Symbols of defiance

Author: Saad Hafiz

Anne Frank and Malala Yousafzai, two girls from different eras, share a certain kinship. They lived under fear and terror. Their ability to read and write allowed them to share their stories with the world. Both are regarded as symbols of defiance against the forces of cruelty and darkness. Anne died of typhus with her sister Margot, at the Bergen-Belsen internment camp in March 1945. Malala was shot and gravely wounded by a Taliban gunman, with two of her classmates Kainat Riaz and Shazia Ramzan, in the Swat Valley in October 2012. Anne’s remarkable diary became a world classic, a powerful reminder of the horrors of war and an eloquent testament to the human spirit. Malala’s online journal and book, about her struggles in trying to continue attending school after the Taliban took over her home, helped catapult her to the Nobel Peace Prize.

Anne’s tale was shaped by an event that occurred in 1933 of the kind that had been unseen in Europe since the Middle Ages. German students from universities once regarded as among the finest in the world gathered in Berlin to burn books with “un-German” ideas. The students, along with brown-shirted storm troopers, tossed heaps of books into a bonfire while giving the Hitler arm-salute and singing Nazi anthems. Among the 20,000 volumes hurled into the flames were the writings of renowned authors such as Albert Einstein, Sigmund Freud, Maxim Gorki, Ernest Hemingway and Marcel Proust. A hundred years before the advent of Hitler, the German-Jewish poet Heinrich Heine, foretelling the future, had declared: “Wherever books are burned, human beings are destined to be burned too.”

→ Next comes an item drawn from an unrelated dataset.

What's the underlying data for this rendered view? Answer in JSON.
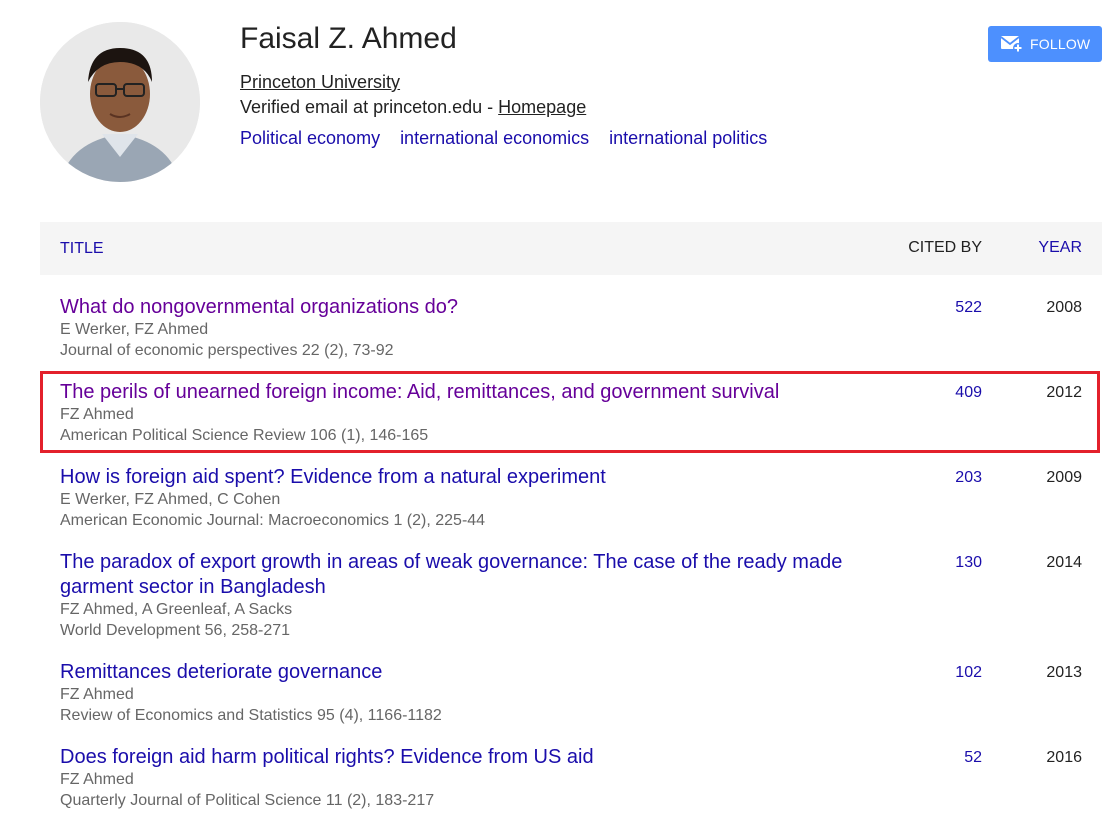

Nazi Propaganda Minister Joseph Goebbels joined the students at the bonfire and declared: “The era of extreme Jewish intellectualism is now at an end…The future German man will not just be a man of books, but a man of character. It is to this end that we want to educate you.” Germany was led by a self-educated, high school dropout named Adolf Hitler, who was, by nature, strongly anti-intellectual. For Hitler, the reawakening of the long-dormant Germanic spirit, with its racial and militaristic qualities, was far more important than any traditional notions of learning. During the war years, the Hitler Youth organisation gradually supplanted the traditional elementary and secondary school system and became the main force educating German children. The quality of that education continually worsened. Students emerging from the elite Adolf Hitler schools could be best described as robots drilled in Nazi ideology but lacking any sense of humanity.

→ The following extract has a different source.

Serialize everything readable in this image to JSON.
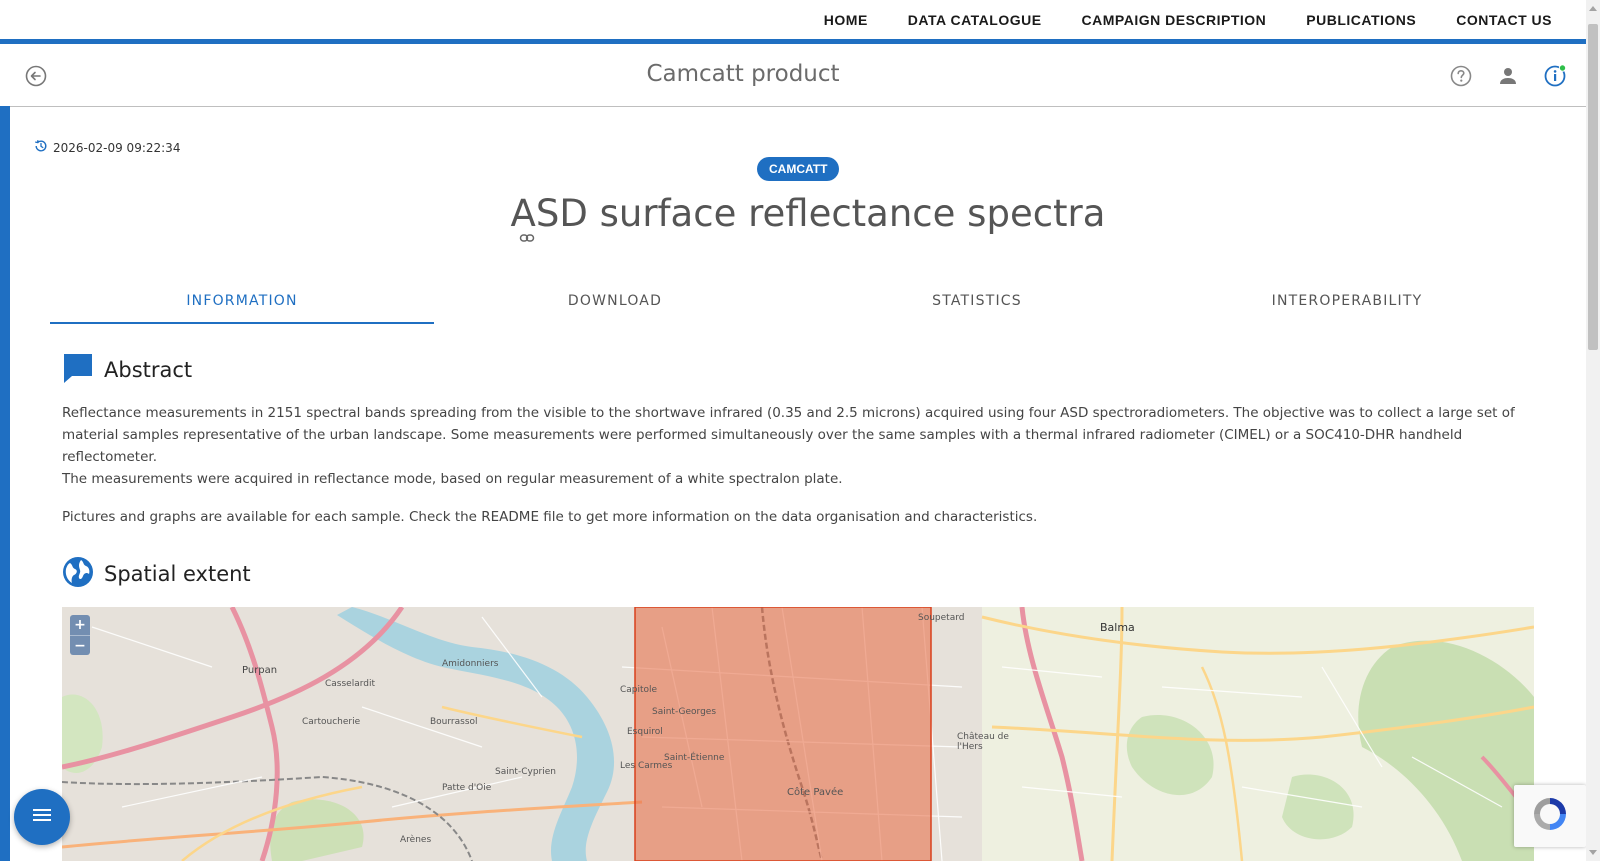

Malala’s story has a different historical backdrop but she faced down a similar ideology to Anne’s Jew-hating Nazis. In both cases, the movements appealed to prejudices that flourish under conditions of extreme social and economic insecurity, and hence gained a significant following. Resembling the Nazis, western liberalism and intellectualism is anathema to the Taliban. Like Germany’s Third Reich, the Taliban’s potent virulent belief system openly justifies the most barbaric acts against those who it does not assign basic human rights or dignity on a mass level. Nazism, too, preyed on masculine gender insecurity by invoking a hyper-masculine ideology, emphasising purity, cruelty, military valour and conquest. Hitler’s anti-Semitism fed off a conspiracy theory that the Jews had caused Germany’s defeat in World War I. The Taliban see female education as part of a western conspiracy, an “invention of the infidels”, aiming to corrupt Muslim societies.

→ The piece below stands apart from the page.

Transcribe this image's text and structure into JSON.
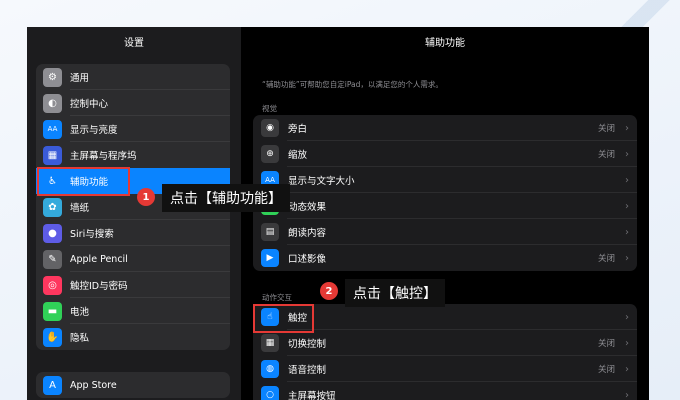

Malala comes from the small Swat Valley in Pakistan’s Khyber Pakhtunkhwa, formerly known as the North West Frontier Province. Historically, the northwest has been one of Pakistan’s least developed, devout and conservative regions. However, Swat, interestingly, has long been a bright spot in terms of education. It was this future that was threatened when the first signs of Taliban influence emerged, borne on a tide of anti-western sentiment that swept across Pakistan in the years after 9/11 and the US-led invasion of Afghanistan. The Taliban claimed to represent ‘good’ Muslims who would not tolerate ‘un-Islamic’ activities. They blew up girls’ schools because they considered them haraam (sinful) and a kind of blasphemy. They pronounced that girls should not be going to school as they were so sacred that they should remain in pardah (female seclusion).

The Taliban retrograde ideology deserves to follow the Nazis into the dustbin of history. Their interpretation of Islam and the sharia, which negates the value of education and human empowerment, must be firmly rejected. Whatever the Taliban ideas about ‘good’ Muslim women and girls, you cannot really lock up over half the population behind closed doors. Anne Frank famously wrote in a tiny attic in the midst of a terrible time before her capture by the Nazis, “How wonderful it is that nobody need wait a single moment before starting to improve the world.” After her near-death experience, Malala wrote: “One child, one teacher, one book and one pen, can change the world.” The enduring power of the girls’ messages and calls to action rings as true today as it did over 70 years ago.